To my readers: thank you for your support, your honesty, and your patience. I’m learning from this and will do better. To the wider community: I'm sorry.
Big "I'm a mom everything I do is excused because my motherhood" vibes.
All her books seems to be free on digital format and just about $3 on printed paper, and doesn't seem like even for free, a lot of people read it. So it's not like a big scam or something, I doubt she really makes any money with this.
It's bad enough that they are using AI to create their content, but don't they even proof-read it before uploading it? It seems like the most basic requirement, but they don't even seem to be bothering with that.
real authors have editors. If you replace the author with an ai, you still need an editor. There is no version of the current style of ai that can replace an editor.
If only someone had created a proofreading AI.
Prompt: proofread the draft of my novel at a 6th grade reading level.
The future is now, right?
I guess I realise now that the value of something is not what people believe it to be. It is the length of suffering and effort the creator went through.
Something something something
🌍👨🚀🔫👨🚀
I think that's where the world of art appreciation is now quite visibly breaking along a divide that has existed for a while. Some have always just valued the product: means be damned, if the end is enjoyable enough. For others, the process matters; for some even more than the result.
The latter group seems larger, though they may just be more passionate about their views and accordingly vocal (personally, I suspect both are the case, but I don't know of any solid evidence).
Such is the way of new technology: it challenges traditional values. That doesn't mean those values are without merit or have to be overturned, but I think it's valuable that they're challenged at least.
Here's to hoping they stand the test.
Leave your guess for how long we've got till AI apps are spammed everywhere.
Also for no reason in particular:
They don't mention enshittification - I think Doctorow popularized the term later - but this is a perfect example of a process that contributes to the phenomenon.
I had never thought about it in these terms, but they repeatedly mentioned curation, and it's so clearly a fundamental topic in today's online world.
This was an incredible video, thanks for sharing. It gave me a new perspective to consider.
My son and I laughed our asses off over that presentation.
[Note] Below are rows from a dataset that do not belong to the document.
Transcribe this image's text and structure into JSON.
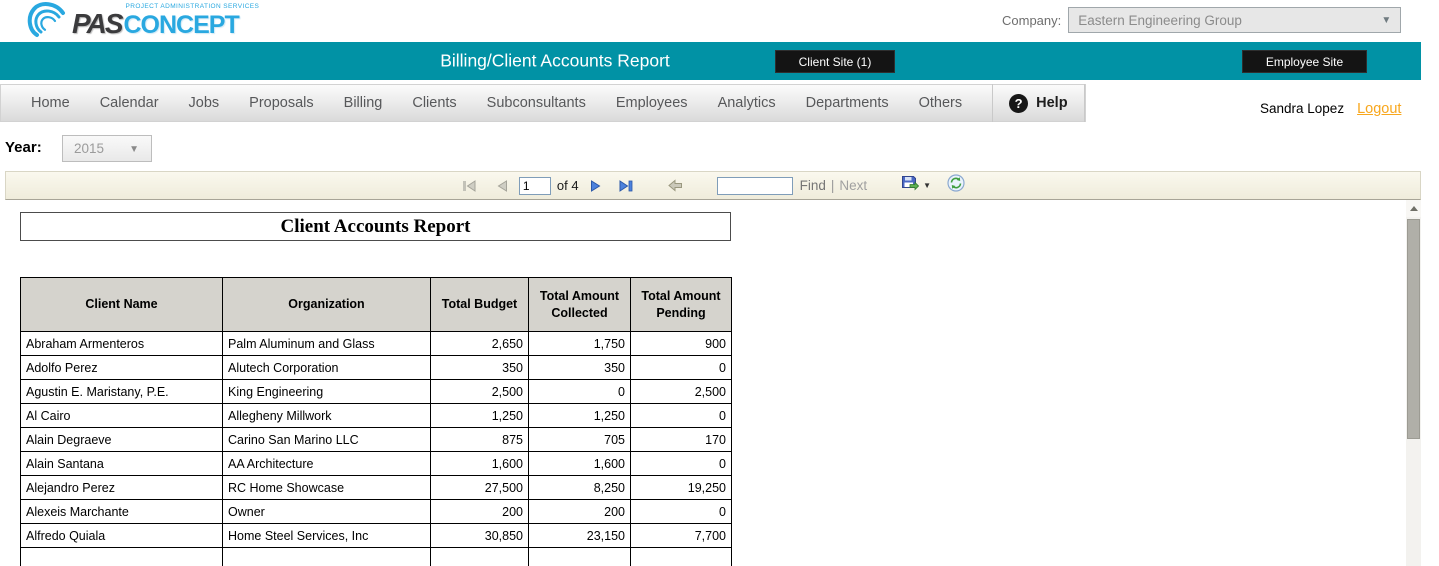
{
  "header": {
    "logo": {
      "pas": "PAS",
      "concept": "CONCEPT",
      "tagline": "PROJECT ADMINISTRATION SERVICES"
    },
    "company": {
      "label": "Company:",
      "value": "Eastern Engineering Group"
    }
  },
  "banner": {
    "title": "Billing/Client Accounts Report",
    "client_site": "Client Site (1)",
    "employee_site": "Employee Site"
  },
  "nav": {
    "items": [
      "Home",
      "Calendar",
      "Jobs",
      "Proposals",
      "Billing",
      "Clients",
      "Subconsultants",
      "Employees",
      "Analytics",
      "Departments",
      "Others"
    ],
    "help": "Help",
    "user": "Sandra Lopez",
    "logout": "Logout"
  },
  "filters": {
    "year_label": "Year:",
    "year_value": "2015"
  },
  "toolbar": {
    "page": "1",
    "of": "of 4",
    "search_value": "",
    "find": "Find",
    "sep": "|",
    "next": "Next"
  },
  "report": {
    "title": "Client Accounts Report",
    "columns": [
      "Client Name",
      "Organization",
      "Total Budget",
      "Total Amount Collected",
      "Total Amount Pending"
    ],
    "rows": [
      [
        "Abraham Armenteros",
        "Palm Aluminum and Glass",
        "2,650",
        "1,750",
        "900"
      ],
      [
        "Adolfo Perez",
        "Alutech Corporation",
        "350",
        "350",
        "0"
      ],
      [
        "Agustin E. Maristany, P.E.",
        "King Engineering",
        "2,500",
        "0",
        "2,500"
      ],
      [
        "Al Cairo",
        "Allegheny Millwork",
        "1,250",
        "1,250",
        "0"
      ],
      [
        "Alain Degraeve",
        "Carino San Marino LLC",
        "875",
        "705",
        "170"
      ],
      [
        "Alain Santana",
        "AA Architecture",
        "1,600",
        "1,600",
        "0"
      ],
      [
        "Alejandro Perez",
        "RC Home Showcase",
        "27,500",
        "8,250",
        "19,250"
      ],
      [
        "Alexeis Marchante",
        "Owner",
        "200",
        "200",
        "0"
      ],
      [
        "Alfredo Quiala",
        "Home Steel Services, Inc",
        "30,850",
        "23,150",
        "7,700"
      ]
    ],
    "partial_row": [
      "",
      "",
      "",
      "",
      ""
    ]
  },
  "icons": {
    "chevron_down": "▼",
    "help_question": "?",
    "export_caret": "▼"
  },
  "colors": {
    "teal": "#0192A5",
    "logo_blue": "#29A8E0",
    "logout_orange": "#F8A71D",
    "toolbar_cream": "#F5F2E3",
    "table_header_gray": "#D5D3CD",
    "site_button_black": "#141414"
  }
}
Brilliant but kind of disgusting.
🔥👄🔥 There should be severe consequences for this.
It would suck for the author, Lena McDonald, if anyone who searched for
"Lena McDonald author"
found out about this story.
I get what you're doing but they can just change pennames
They can, but that would at best be a hard reset on their reputation as an author, and unlikely to work long-term
The vibe coders and every person using an LLM can't complain about it. It's fair game.
AI can be ethically used in writing. This is not an example of that. People need to get into the "AI as a tool" mindset. And capitalism causing greed is part of the issue of course.
Writing is a rare form of communication, borderline unique to humans. Because of that, to me, it’s fundamentally unethical to have “AI” “write” anything. It’s insulting to me on a base level, particularly when used for communication.
AI can be a fine tool to get writing inspiration, as with programming. It's not fine as used in this article's example.
Sad disabled person who use AI tools to help communicate noises.
We could also use a model or 2 trained on ethical data.
Until then its pretty easy to argue all ai is unethical.
Would citing all the training sources satisfy the spirit of attribution licenses like CC-BY?